If the physician performs a comprehensive history and examination, then you should consider reporting the age appropriate preventive medicine codes such as 99383-99385 (Initial comprehensive preventive medicine evaluation and management of an individual including an age and gender appropriate history, examination, counseling/anticipatory guidance/risk factor reduction interventions, and the ordering of laboratory/diagnostic procedures, new patient ...) for new patients or 99393-99395(Periodic comprehensive preventive medicine reevaluation and management of an individual ...) for established patients to report a school or a college physical. Indeed, many physicians will provide a school or college physical as part of a patient’s regular annual physical visit, since many payers only cover one preventive medicine visit every 12 months. So, if the patient has not had an annual wellness visit in the previous 12 months, you can consider scheduling the physical and the well-care visit simultaneously and cover both the services during the same visit.
You cannot use these codes as a school or college physical if the service is not as comprehensive and does not include all the components that are needed to support the level of service required to report preventive medicine codes. Also, school or college physicals do not necessarily include the counseling and anticipatory guidance components of a regular well-care visit. In this case, consider reporting the appropriate level office or other outpatient evaluation and management (E/M) visit code. The potential problem in doing so is that such E/M visit codes are typically considered to be problem-oriented while the school or college physical is not, as indicated by the diagnosis commonly used with such physicals, V70.3 (Other medical examination for administrative purposes). A payer may deny a claim for a problem-oriented E/M service with V70.3 or similar diagnosis attached.

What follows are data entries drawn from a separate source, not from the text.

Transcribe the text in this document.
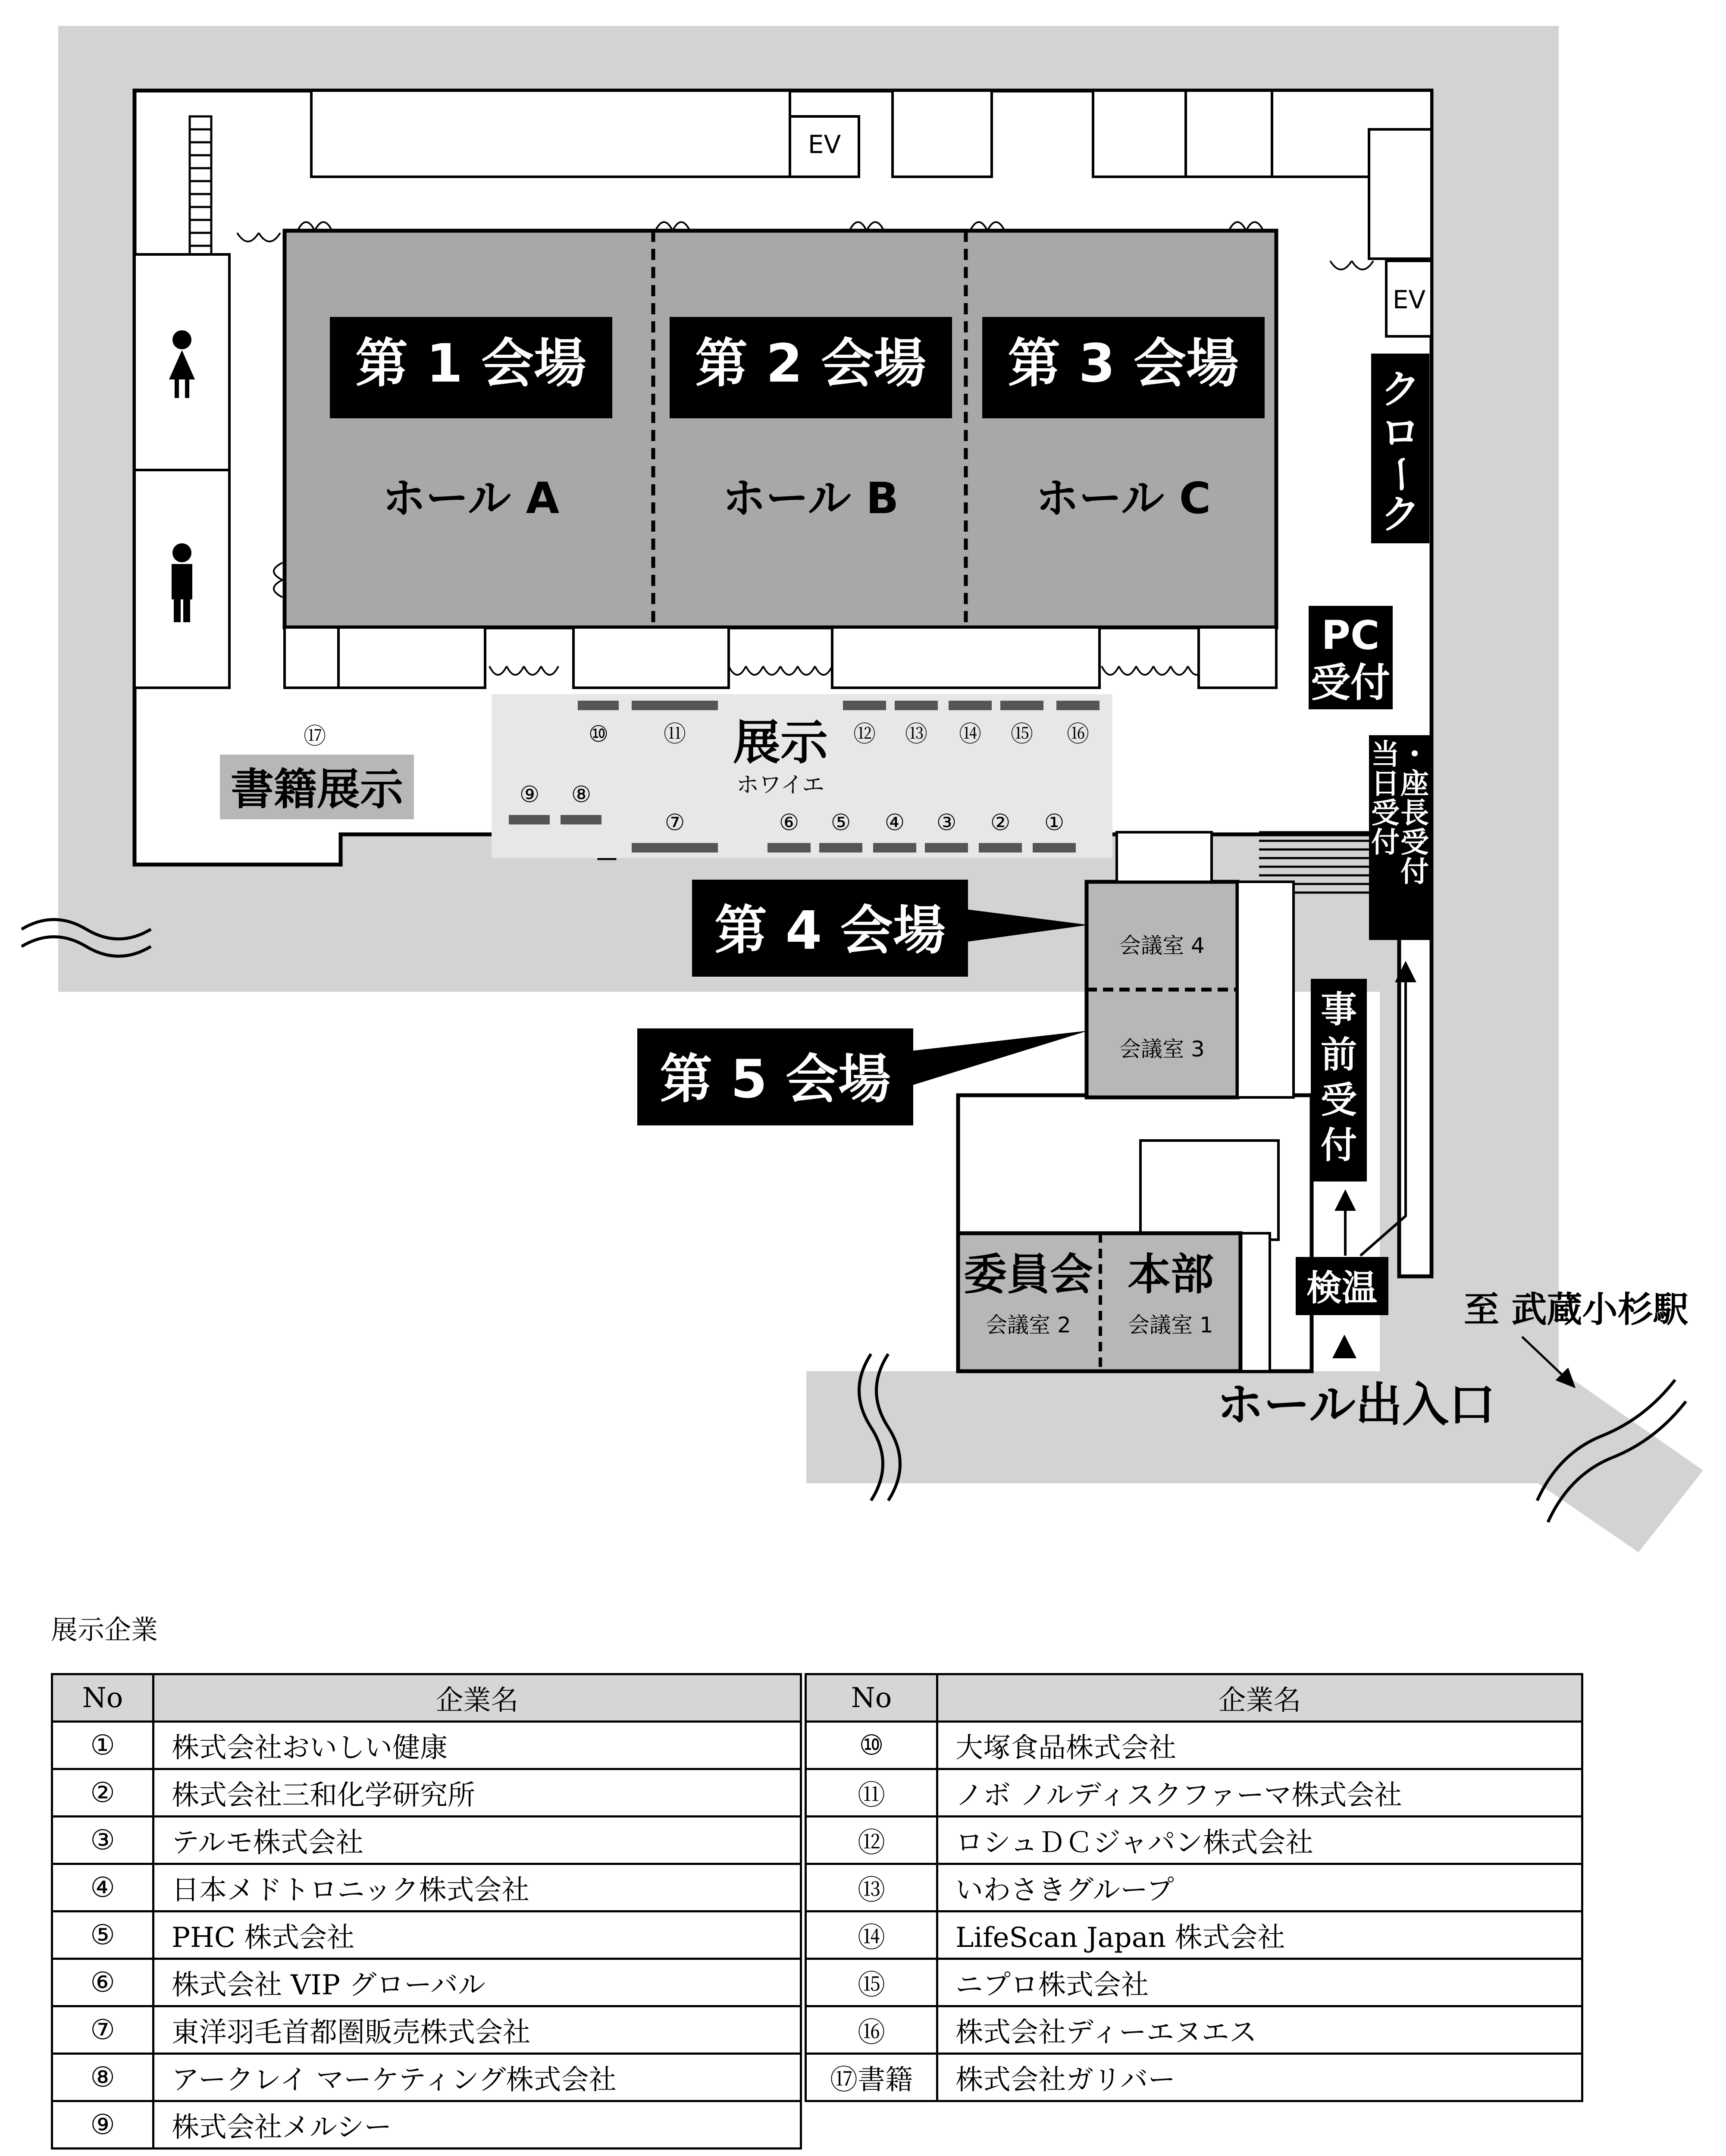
EV
EV
第 1 会場
ホール A
第 2 会場
ホール B
第 3 会場
ホール C
ク
ロ
ー
ク
PC
受付
⑩ ⑪	⑫ ⑬ ⑭ ⑮ ⑯
⑨ ⑧
⑦	⑥ ⑤ ④ ③ ② ①
⑰	展示
ホワイエ
書籍展示
当
日
受
付
・
座
長
受
付
会議室 4
会議室 3
第 4 会場
第 5 会場
事
前
受
付
委員会
会議室 2
本部
会議室 1
検温
ホール出入口
至 武蔵小杉駅
展示企業
No	企業名
①	株式会社おいしい健康
②	株式会社三和化学研究所
③	テルモ株式会社
④	日本メドトロニック株式会社
⑤	PHC 株式会社
⑥	株式会社 VIP グローバル
⑦	東洋羽毛首都圏販売株式会社
⑧	アークレイ マーケティング株式会社
⑨	株式会社メルシー
No	企業名
⑩	大塚食品株式会社
⑪	ノボ ノルディスクファーマ株式会社
⑫	ロシュＤＣジャパン株式会社
⑬	いわさきグループ
⑭	LifeScan Japan 株式会社
⑮	ニプロ株式会社
⑯	株式会社ディーエヌエス
⑰書籍	株式会社ガリバー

So, if the patient has had a regular well-care visit already and the payer will not allow you to report an E/M code for a college physical, you may have to look at charging the patient for the visit, since, as noted, most payers only cover one well-care visit per year. In this case, you should keep the patient informed that the physical is not a covered service by itself, and the patient will have to pay for the service.
Reimbursement tip: If you are not sure if the service will be covered by the insurance payer, it is best to let the patient know that the visit might not be covered by his/ her insurance. Ask them to pay up front and inform them that they would be reimbursed back if the payer covers the visit.